The most obvious barriers raised by the two countries are in their cross-border investment-screening programmes. America’s Committee on Foreign Investment in the United States (cfius) has long scrutinised inbound investments related to national security. But it has recently become much busier. In 2022, even as deal volumes fell, cfius reviewed 286 transactions, two-and-a-half times the number from a decade previously. Its powers have expanded, too, with Mr Biden directing it to focus on supply-chain security and technological leadership. Britain kick-started its own investment-screening regime in 2022, again for national security purposes, and reviewed 866 transactions in its first reporting year. Last year Japan added nine sectors, including semiconductors, to its screening regime for foreign investments. The eu too is contemplating beefing up its own screening rules.

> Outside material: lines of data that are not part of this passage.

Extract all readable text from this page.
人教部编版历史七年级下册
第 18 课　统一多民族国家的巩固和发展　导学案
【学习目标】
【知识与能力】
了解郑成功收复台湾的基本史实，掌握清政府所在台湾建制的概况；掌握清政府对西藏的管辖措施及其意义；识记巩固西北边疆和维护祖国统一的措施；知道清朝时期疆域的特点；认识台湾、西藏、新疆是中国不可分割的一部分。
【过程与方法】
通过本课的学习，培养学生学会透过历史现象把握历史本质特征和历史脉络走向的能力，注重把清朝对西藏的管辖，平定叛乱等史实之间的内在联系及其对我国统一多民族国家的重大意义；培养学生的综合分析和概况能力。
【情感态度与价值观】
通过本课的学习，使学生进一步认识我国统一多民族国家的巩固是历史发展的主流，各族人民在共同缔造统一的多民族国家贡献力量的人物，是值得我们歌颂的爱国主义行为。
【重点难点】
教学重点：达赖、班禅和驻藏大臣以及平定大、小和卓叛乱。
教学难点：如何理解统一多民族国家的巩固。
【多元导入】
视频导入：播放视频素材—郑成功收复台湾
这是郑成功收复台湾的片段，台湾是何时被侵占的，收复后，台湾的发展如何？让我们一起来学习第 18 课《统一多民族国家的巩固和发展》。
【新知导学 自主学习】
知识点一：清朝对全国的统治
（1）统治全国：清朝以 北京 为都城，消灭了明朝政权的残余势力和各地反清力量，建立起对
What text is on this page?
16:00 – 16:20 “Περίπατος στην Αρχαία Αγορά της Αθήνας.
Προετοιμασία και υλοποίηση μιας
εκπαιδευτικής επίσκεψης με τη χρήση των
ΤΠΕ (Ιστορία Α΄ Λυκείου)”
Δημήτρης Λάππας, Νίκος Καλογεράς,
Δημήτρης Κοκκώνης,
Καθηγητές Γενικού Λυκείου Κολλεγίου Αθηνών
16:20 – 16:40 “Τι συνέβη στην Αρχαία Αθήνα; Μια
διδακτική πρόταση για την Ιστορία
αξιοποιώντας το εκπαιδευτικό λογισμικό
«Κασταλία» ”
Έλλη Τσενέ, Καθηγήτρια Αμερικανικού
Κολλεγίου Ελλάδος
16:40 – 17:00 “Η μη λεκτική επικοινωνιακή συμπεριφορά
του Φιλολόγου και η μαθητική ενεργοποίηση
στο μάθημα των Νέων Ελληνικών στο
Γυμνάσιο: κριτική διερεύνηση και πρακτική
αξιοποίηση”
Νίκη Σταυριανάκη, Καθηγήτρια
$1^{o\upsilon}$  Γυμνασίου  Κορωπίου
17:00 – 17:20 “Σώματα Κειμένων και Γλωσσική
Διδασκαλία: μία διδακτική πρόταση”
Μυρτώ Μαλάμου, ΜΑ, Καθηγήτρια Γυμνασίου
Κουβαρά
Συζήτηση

More novel is America’s approach to outbound investment, which is to crimp citizens’ ability to adventure their wealth in new enterprises in at least one of the world’s quarters. An executive order signed last August directs the Treasury to vet investments in “sensitive technologies” (meaning advanced chips, quantum computing and artificial intelligence) in “countries of concern” (meaning China). The justification is that national security trumps investment returns, and that in any case the Treasury will only screen a narrow range of sectors. They just happen to be the sectors about which investors are most excited. And domestic political calculations may well ratchet up the level of vetting. cfius is reviewing a proposed takeover of us Steel, the holder of not-so-sensitive technology, by a company in Japan, a security ally. Robert Lighthizer, Donald Trump’s trade representative, has proposed widening cfius’s remit to include investments that would inflict “long-term economic harm” on America.
Hedging their bets
In the face of all this, it is hardly surprising that international firms and investors are taking action to avoid being caught on either side of the Sino-American divide. Sequoia, one of the world’s most successful venture-capital outfits, announced last June that it would split into separate American, Chinese and Indian businesses. Singaporean bankers talk of hordes of companies moving from China to redomicile in their own, more neutral territory—and even of firms choosing to list there rather than in Hong Kong, despite an expectation that doing so will yield a lower valuation.

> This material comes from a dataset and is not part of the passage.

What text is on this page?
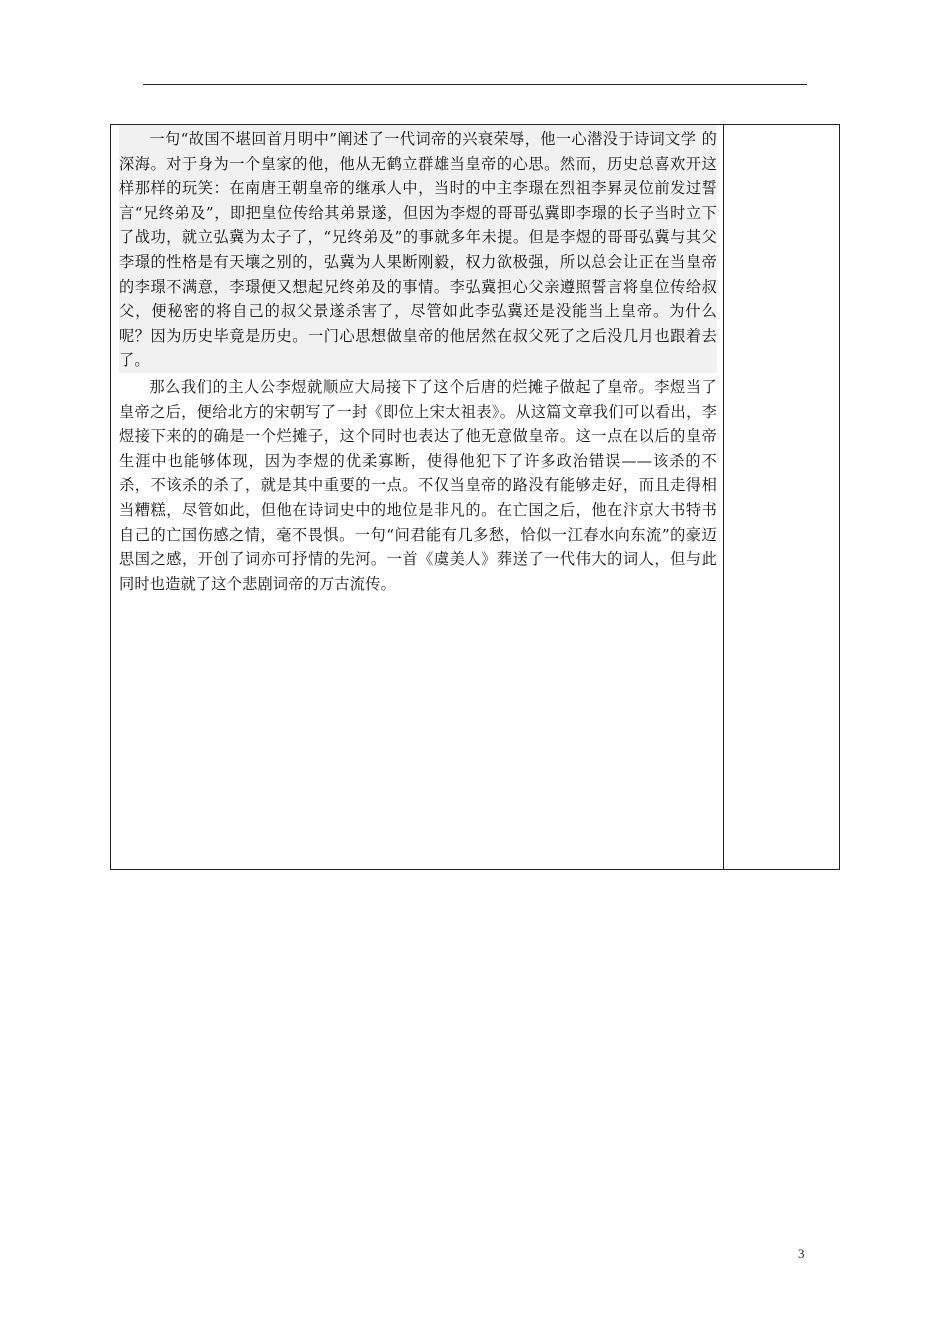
一句“故国不堪回首月明中”阐述了一代词帝的兴衰荣辱，他一心潜没于诗词文学 的深海。对于身为一个皇家的他，他从无鹤立群雄当皇帝的心思。然而，历史总喜欢开这样那样的玩笑：在南唐王朝皇帝的继承人中，当时的中主李璟在烈祖李昪灵位前发过誓言“兄终弟及”，即把皇位传给其弟景遂，但因为李煜的哥哥弘冀即李璟的长子当时立下了战功，就立弘冀为太子了，“兄终弟及”的事就多年未提。但是李煜的哥哥弘冀与其父李璟的性格是有天壤之别的，弘冀为人果断刚毅，权力欲极强，所以总会让正在当皇帝的李璟不满意，李璟便又想起兄终弟及的事情。李弘冀担心父亲遵照誓言将皇位传给叔父，便秘密的将自己的叔父景遂杀害了，尽管如此李弘冀还是没能当上皇帝。为什么呢？因为历史毕竟是历史。一门心思想做皇帝的他居然在叔父死了之后没几月也跟着去了。

那么我们的主人公李煜就顺应大局接下了这个后唐的烂摊子做起了皇帝。李煜当了皇帝之后，便给北方的宋朝写了一封《即位上宋太祖表》。从这篇文章我们可以看出，李煜接下来的的确是一个烂摊子，这个同时也表达了他无意做皇帝。这一点在以后的皇帝生涯中也能够体现，因为李煜的优柔寡断，使得他犯下了许多政治错误——该杀的不杀，不该杀的杀了，就是其中重要的一点。不仅当皇帝的路没有能够走好，而且走得相当糟糕，尽管如此，但他在诗词史中的地位是非凡的。在亡国之后，他在汴京大书特书自己的亡国伤感之情，毫不畏惧。一句“问君能有几多愁，恰似一江春水向东流”的豪迈思国之感，开创了词亦可抒情的先河。一首《虞美人》葬送了一代伟大的词人，但与此同时也造就了这个悲剧词帝的万古流传。

3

A couple of years ago, says a Singaporean banker, the proliferation of cross-border screening rules might have prompted Chinese firms to think twice about whom to solicit as major investors. After all, there would be little value in getting a big chunk of supposedly patient capital from a Western outfit that was then forced to abandon ship by its government. But today that is less of a concern, since the mood has shifted so far that only those already affiliated with China would be likely to invest anyway.

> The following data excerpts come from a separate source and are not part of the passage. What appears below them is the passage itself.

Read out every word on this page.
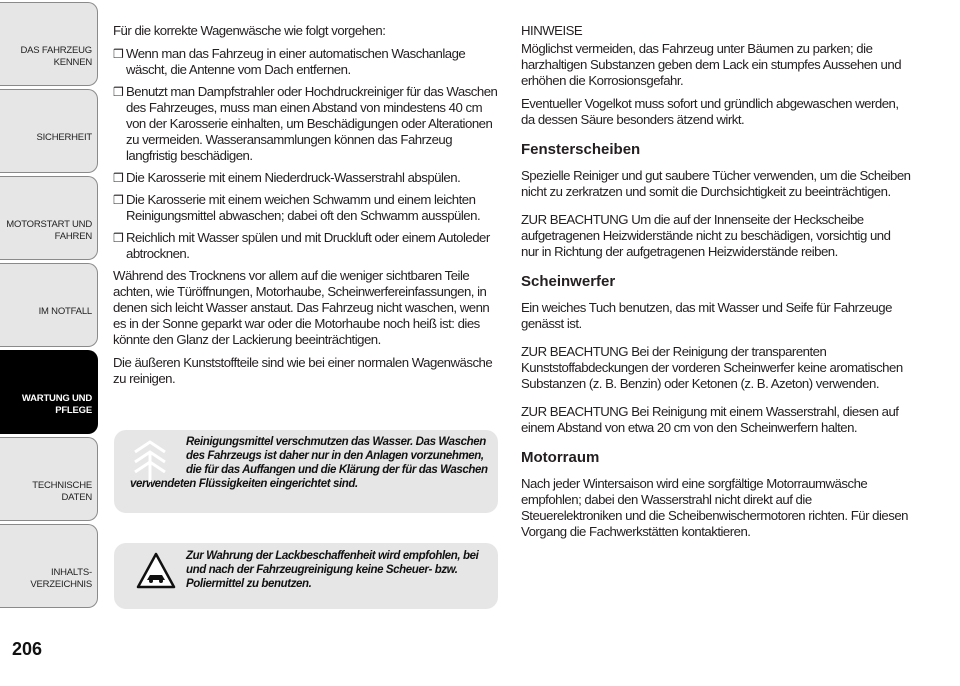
DAS FAHRZEUG
KENNEN
SICHERHEIT
MOTORSTART UND
FAHREN
IM NOTFALL
WARTUNG UND
PFLEGE
TECHNISCHE DATEN
INHALTS-
VERZEICHNIS
206

Für die korrekte Wagenwäsche wie folgt vorgehen:

❒ Wenn man das Fahrzeug in einer automatischen Waschanlage wäscht, die Antenne vom Dach entfernen.
❒ Benutzt man Dampfstrahler oder Hochdruckreiniger für das Waschen des Fahrzeuges, muss man einen Abstand von mindestens 40 cm von der Karosserie einhalten, um Beschädigungen oder Alterationen zu vermeiden. Wasseransammlungen können das Fahrzeug langfristig beschädigen.
❒ Die Karosserie mit einem Niederdruck-Wasserstrahl abspülen.
❒ Die Karosserie mit einem weichen Schwamm und einem leichten Reinigungsmittel abwaschen; dabei oft den Schwamm ausspülen.
❒ Reichlich mit Wasser spülen und mit Druckluft oder einem Autoleder abtrocknen.

Während des Trocknens vor allem auf die weniger sichtbaren Teile achten, wie Türöffnungen, Motorhaube, Scheinwerfereinfassungen, in denen sich leicht Wasser anstaut. Das Fahrzeug nicht waschen, wenn es in der Sonne geparkt war oder die Motorhaube noch heiß ist: dies könnte den Glanz der Lackierung beeinträchtigen.

Die äußeren Kunststoffteile sind wie bei einer normalen Wagenwäsche zu reinigen.

Reinigungsmittel verschmutzen das Wasser. Das Waschen des Fahrzeugs ist daher nur in den Anlagen vorzunehmen, die für das Auffangen und die Klärung der für das Waschen
verwendeten Flüssigkeiten eingerichtet sind.
Zur Wahrung der Lackbeschaffenheit wird empfohlen, bei und nach der Fahrzeugreinigung keine Scheuer- bzw. Poliermittel zu benutzen.

HINWEISE

Möglichst vermeiden, das Fahrzeug unter Bäumen zu parken; die harzhaltigen Substanzen geben dem Lack ein stumpfes Aussehen und erhöhen die Korrosionsgefahr.

Eventueller Vogelkot muss sofort und gründlich abgewaschen werden, da dessen Säure besonders ätzend wirkt.

Fensterscheiben

Spezielle Reiniger und gut saubere Tücher verwenden, um die Scheiben nicht zu zerkratzen und somit die Durchsichtigkeit zu beeinträchtigen.

ZUR BEACHTUNG Um die auf der Innenseite der Heckscheibe aufgetragenen Heizwiderstände nicht zu beschädigen, vorsichtig und nur in Richtung der aufgetragenen Heizwiderstände reiben.

Scheinwerfer

Ein weiches Tuch benutzen, das mit Wasser und Seife für Fahrzeuge genässt ist.

ZUR BEACHTUNG Bei der Reinigung der transparenten Kunststoffabdeckungen der vorderen Scheinwerfer keine aromatischen Substanzen (z. B. Benzin) oder Ketonen (z. B. Azeton) verwenden.

ZUR BEACHTUNG Bei Reinigung mit einem Wasserstrahl, diesen auf einem Abstand von etwa 20 cm von den Scheinwerfern halten.

Motorraum

Nach jeder Wintersaison wird eine sorgfältige Motorraumwäsche empfohlen; dabei den Wasserstrahl nicht direkt auf die Steuerelektroniken und die Scheibenwischermotoren richten. Für diesen Vorgang die Fachwerkstätten kontaktieren.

The long-term implications of such fragmentation are worrying for the world economy. Free capital flows give investors more opportunities and firms more funding sources. What is more, the reversal of these flows amid geopolitical strife can cause all manner of problems. The sudden withdrawal of foreign capital can trigger crashes in asset prices, threatening financial stability. It can also make countries more prone to shocks, by removing the ability to diversify risk internationally. So far, that tipping point is some way off. But it is getting nearer: cross-border capital flows have fallen precipitously, and those which remain are increasingly oriented along geopolitical lines.